El total asignado para el capital y los intereses aumentó 33 por ciento en el último presupuesto. La cantidad se ha duplicado desde 2016 y ahora es 1,5 veces el monto dado para gastos de defensa, apuntó Yosef Ketema, doctor en Ciencias Económicas.

Es más grande que todos los artículos del presupuesto, excepto el desarrollo urbano y la construcción, la educación y los subsidios regionales.

El pago de intereses y comisiones por préstamos externos se acrecentó y como son en moneda extranjera, se suman a un empeoramiento de la situación de la balanza de pagos, que también se ha visto alimentada por los ingresos de exportación estancados, añadió.

No son solo los préstamos externos los que cubren el déficit. Los bonos del Tesoro también se emiten. En teoría, recaudan fondos a corto plazo y se usan para fines de administración de liquidez.

Pero el mercado de letras del Tesoro está subdesarrollado, manifestó Ketema.

Los principales actores son algunas instituciones gubernamentales, el número de postores disminuye año tras año, la cantidad de fondos suministrados es limitada y el rendimiento resulta muy pequeño.

La única opción que queda cuando falta dinero es recurrir al banco central para otorgar préstamos. En consecuencia, aumentó la cantidad de dichos préstamos en forma de anticipos directos y bonos otorgados.

Algunas medidas tomadas redujeron al banco central al estado de una imprenta de dinero del Gobierno. Es por eso que ha perdido repetidamente la batalla de la lucha contra la inflación, indicó el periodista especializado en temáticas económicas, Mengisteab Teshome.

La política fiscal es un área que la administración del primer ministro Abiy Ahmed necesita reformar. Debe desarrollar un marco que anime al Estado a vivir dentro de sus posibilidades. Esto incluye la limitación de la cantidad de moneda tomada como préstamo y de letras del Tesoro que puede emitir, agregó Teshome.
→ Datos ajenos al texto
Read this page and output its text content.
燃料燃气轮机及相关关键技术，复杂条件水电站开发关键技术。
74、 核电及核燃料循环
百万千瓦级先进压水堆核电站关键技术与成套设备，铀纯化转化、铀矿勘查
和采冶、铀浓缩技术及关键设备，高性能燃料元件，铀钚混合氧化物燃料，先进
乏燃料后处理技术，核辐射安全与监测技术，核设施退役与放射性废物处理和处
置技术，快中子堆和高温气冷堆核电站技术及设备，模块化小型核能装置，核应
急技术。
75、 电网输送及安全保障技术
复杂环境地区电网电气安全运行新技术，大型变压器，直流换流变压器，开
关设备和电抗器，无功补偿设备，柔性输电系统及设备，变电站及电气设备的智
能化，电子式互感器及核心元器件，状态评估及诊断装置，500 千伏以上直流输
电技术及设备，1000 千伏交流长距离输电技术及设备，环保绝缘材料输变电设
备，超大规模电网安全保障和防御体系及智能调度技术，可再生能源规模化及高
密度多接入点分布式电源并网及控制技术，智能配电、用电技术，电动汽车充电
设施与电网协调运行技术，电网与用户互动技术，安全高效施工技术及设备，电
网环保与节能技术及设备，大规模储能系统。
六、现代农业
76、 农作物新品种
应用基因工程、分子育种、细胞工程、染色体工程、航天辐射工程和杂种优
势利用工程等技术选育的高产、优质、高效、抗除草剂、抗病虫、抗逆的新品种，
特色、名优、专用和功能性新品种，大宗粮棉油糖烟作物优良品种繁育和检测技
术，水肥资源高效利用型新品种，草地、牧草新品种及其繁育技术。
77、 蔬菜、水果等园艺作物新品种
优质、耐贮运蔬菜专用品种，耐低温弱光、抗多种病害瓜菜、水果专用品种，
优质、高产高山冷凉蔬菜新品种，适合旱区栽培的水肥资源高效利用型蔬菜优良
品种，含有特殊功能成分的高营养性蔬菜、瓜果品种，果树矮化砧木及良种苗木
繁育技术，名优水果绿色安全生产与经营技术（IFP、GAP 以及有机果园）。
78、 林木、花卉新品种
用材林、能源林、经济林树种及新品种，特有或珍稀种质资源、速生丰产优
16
En la economía de Etiopía, se cree que la restricción fiscal tendrá implicaciones negativas para el crecimiento. No obstante, posee el beneficio de controlar la inflación y mantener los reembolsos bajo control. A su vez, si se crea un entorno propicio para que prospere el sector privado, se podría mantener el ritmo del crecimiento.

Los préstamos deben permitirse en condiciones estrictas con un tope superior, que será decidido por el Banco después de examinar el estado de la economía, aunque eso requiere liberar a la entidad del control estatal para que pueda formular una política independiente.

Los mecanismos competitivos para establecer la tasa de interés atraerían más participantes al mercado, aumentarían el suministro de fondos y crearían una situación para emitir facturas a más largo plazo, concluyeron los expertos.